Menurut Harry, pihaknya ?melihat masih ada banyak ruang dan peluang untuk mengembangkan usaha yang bisa dilakukan tahun ini. Contohnya, ada salah satu kebun miliknya yang jarak ke pabrik pengolahan terlalu jauh.
"Kami berencana akan kami bangun pabrik baru di sana agar lebih efisien dan sekaligus untuk mencari tambahan pasokan (sourcing) buah sawit dari petani sawit sekitarnya," ujarnya.
Ia mengungkapkan, pada 2014 lalu pihaknya mendirikan pabrik pengolahan TBS pertama di Selensen, Riau. Sejak itu, grup ini terus mengakuisisi kebun-kebun dan memperbaiki produktivitasnya.
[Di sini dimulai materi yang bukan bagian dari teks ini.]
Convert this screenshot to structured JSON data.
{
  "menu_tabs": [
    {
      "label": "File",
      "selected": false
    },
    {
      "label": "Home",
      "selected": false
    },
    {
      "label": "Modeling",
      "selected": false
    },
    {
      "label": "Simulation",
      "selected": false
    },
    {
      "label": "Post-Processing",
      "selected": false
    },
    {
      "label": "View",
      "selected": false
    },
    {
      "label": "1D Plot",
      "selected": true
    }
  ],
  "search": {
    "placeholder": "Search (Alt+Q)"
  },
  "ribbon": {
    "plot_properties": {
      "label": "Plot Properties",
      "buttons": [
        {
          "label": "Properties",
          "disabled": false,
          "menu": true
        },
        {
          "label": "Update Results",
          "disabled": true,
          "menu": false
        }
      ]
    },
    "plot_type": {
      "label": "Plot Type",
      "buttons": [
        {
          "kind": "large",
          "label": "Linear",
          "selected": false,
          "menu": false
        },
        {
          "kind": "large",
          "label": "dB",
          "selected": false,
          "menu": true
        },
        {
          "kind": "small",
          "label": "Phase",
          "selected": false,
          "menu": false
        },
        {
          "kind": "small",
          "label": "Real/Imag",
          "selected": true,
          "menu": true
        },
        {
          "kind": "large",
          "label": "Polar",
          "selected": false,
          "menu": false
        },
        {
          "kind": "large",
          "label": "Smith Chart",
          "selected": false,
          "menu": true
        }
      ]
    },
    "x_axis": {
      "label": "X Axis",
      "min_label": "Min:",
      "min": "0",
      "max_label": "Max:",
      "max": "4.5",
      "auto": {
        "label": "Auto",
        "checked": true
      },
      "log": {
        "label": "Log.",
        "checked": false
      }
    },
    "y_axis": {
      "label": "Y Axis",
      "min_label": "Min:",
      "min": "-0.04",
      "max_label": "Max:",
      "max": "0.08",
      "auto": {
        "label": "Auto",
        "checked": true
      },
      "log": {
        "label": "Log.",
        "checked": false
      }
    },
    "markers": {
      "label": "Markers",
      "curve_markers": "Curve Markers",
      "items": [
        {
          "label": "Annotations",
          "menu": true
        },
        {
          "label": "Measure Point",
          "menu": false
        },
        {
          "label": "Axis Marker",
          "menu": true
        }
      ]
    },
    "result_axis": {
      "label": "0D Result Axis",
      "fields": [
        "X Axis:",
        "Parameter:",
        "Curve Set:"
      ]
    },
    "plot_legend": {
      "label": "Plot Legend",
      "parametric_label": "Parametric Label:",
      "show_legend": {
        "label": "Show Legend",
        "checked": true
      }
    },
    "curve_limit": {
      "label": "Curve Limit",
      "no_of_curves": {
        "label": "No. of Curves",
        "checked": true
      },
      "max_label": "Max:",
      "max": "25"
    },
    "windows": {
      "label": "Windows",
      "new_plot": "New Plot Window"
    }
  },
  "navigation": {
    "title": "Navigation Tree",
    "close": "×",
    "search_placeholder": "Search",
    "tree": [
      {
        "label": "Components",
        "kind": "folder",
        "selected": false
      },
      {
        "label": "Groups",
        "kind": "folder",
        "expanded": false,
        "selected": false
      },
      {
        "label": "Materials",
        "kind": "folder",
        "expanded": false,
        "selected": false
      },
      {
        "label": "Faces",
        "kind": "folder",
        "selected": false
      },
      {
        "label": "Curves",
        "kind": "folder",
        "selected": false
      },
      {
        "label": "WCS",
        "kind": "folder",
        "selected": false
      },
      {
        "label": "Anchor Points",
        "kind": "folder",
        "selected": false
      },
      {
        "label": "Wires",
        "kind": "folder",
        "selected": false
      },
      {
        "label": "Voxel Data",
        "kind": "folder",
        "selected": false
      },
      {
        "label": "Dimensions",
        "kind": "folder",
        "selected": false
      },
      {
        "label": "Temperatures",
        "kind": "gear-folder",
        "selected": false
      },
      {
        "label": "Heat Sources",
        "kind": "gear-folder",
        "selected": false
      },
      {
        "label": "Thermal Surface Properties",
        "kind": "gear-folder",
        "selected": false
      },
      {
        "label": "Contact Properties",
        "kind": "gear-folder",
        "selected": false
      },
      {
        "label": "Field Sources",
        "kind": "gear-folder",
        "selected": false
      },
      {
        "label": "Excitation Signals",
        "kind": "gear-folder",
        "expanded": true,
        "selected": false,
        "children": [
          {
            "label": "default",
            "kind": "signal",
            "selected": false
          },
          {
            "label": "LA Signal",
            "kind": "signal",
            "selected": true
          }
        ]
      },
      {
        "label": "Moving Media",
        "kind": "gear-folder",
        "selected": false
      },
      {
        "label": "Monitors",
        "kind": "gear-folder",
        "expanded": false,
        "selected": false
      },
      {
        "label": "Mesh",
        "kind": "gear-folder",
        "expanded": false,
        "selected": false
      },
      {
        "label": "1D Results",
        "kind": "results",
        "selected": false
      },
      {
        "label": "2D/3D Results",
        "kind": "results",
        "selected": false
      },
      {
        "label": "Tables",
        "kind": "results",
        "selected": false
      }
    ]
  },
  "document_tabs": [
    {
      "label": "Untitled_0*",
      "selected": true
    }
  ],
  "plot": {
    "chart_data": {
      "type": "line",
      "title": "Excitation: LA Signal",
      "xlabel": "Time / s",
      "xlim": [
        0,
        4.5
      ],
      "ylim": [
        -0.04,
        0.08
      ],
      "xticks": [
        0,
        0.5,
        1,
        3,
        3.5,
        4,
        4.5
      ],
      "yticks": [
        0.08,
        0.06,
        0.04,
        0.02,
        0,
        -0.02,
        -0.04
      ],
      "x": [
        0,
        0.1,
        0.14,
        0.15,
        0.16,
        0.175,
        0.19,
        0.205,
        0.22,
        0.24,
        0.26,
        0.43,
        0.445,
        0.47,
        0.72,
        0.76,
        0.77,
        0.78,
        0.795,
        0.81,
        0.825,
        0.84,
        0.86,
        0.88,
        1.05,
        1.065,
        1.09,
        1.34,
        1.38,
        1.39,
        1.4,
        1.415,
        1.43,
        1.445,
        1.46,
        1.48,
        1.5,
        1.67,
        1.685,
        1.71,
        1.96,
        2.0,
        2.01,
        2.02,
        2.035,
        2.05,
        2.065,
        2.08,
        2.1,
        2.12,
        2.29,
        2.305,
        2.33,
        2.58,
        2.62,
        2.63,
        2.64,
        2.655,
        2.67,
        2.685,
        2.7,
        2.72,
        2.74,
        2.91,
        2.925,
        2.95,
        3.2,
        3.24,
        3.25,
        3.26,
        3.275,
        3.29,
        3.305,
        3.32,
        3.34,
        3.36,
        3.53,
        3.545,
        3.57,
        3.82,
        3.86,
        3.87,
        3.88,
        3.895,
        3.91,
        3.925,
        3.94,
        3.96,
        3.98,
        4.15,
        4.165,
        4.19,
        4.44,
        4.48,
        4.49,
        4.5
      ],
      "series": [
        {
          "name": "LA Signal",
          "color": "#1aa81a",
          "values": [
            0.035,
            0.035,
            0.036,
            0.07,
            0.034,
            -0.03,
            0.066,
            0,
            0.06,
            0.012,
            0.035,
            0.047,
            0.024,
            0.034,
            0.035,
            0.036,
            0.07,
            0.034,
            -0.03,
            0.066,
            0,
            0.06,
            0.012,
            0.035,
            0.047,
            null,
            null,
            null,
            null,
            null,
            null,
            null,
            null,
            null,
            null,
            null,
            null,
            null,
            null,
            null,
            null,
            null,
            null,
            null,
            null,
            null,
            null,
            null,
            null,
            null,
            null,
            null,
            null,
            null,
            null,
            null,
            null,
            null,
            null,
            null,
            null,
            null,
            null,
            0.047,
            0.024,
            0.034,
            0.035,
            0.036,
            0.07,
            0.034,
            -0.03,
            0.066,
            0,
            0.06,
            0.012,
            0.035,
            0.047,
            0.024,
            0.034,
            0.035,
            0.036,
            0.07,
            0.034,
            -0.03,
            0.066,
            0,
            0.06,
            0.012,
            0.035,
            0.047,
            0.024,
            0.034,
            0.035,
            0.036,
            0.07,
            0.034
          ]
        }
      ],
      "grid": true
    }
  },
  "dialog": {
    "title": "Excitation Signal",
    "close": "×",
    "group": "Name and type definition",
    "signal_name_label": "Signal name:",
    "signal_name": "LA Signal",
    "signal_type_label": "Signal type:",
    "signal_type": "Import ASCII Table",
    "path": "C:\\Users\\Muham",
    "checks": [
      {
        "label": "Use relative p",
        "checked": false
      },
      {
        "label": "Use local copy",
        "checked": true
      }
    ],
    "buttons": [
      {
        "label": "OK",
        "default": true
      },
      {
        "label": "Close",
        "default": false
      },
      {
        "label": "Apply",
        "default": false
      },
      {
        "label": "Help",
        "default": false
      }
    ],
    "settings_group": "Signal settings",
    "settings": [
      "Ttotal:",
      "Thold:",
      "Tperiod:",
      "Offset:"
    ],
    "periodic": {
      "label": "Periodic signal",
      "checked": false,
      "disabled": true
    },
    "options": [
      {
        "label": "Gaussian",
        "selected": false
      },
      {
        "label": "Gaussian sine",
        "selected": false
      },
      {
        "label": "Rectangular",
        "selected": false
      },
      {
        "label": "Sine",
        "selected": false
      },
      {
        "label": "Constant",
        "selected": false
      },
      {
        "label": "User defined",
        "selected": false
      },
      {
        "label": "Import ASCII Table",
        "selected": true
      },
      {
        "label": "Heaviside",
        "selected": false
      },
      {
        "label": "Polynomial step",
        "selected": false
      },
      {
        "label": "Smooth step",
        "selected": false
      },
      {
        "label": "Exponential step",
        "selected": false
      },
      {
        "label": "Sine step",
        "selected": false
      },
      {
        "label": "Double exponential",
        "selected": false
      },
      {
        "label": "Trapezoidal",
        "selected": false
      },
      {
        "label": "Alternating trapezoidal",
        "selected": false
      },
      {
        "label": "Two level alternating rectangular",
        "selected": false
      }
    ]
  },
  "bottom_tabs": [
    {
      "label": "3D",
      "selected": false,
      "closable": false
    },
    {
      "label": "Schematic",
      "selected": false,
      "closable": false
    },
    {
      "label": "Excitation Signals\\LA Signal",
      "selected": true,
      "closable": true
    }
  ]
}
Saat ini, korporasi ini mengelola perkebunan sawit di Riau, Jambi, dan Kalimantan Tengah (Kalteng) dengan luas tertanam (planted area) tak kurang dari 26,8 ribu hektare. Selain itu, mengoperasikan tiga unit pabrik kelapa sawit (PKS) menengah, masing-masing dengan kapasitas 60 ton TBS per jam. Tahun 2021ini target produksi mencapai 144 ribu ton CPO.
Selain itu, kata Harry dalam keterangan tertulis, grup yang awalnya menggeluti trading komoditi, seperti gula, molasses dan beberapa produk hasil pertanian, kemudian ekspansi ke bisnis hulu sawit serta menggarap bisnis transportasi dan logistik guna menopang bisnis perdagangan dan perkebunan sawit melalui dua anak usaha.
"Kami akan tingkatkan sinergi antarunit bisnis untuk memperkuat value chain, dan akan segera gandeng mitra investor yang punya visi sama untuk memperkuat pertumbuhan," ujarnya.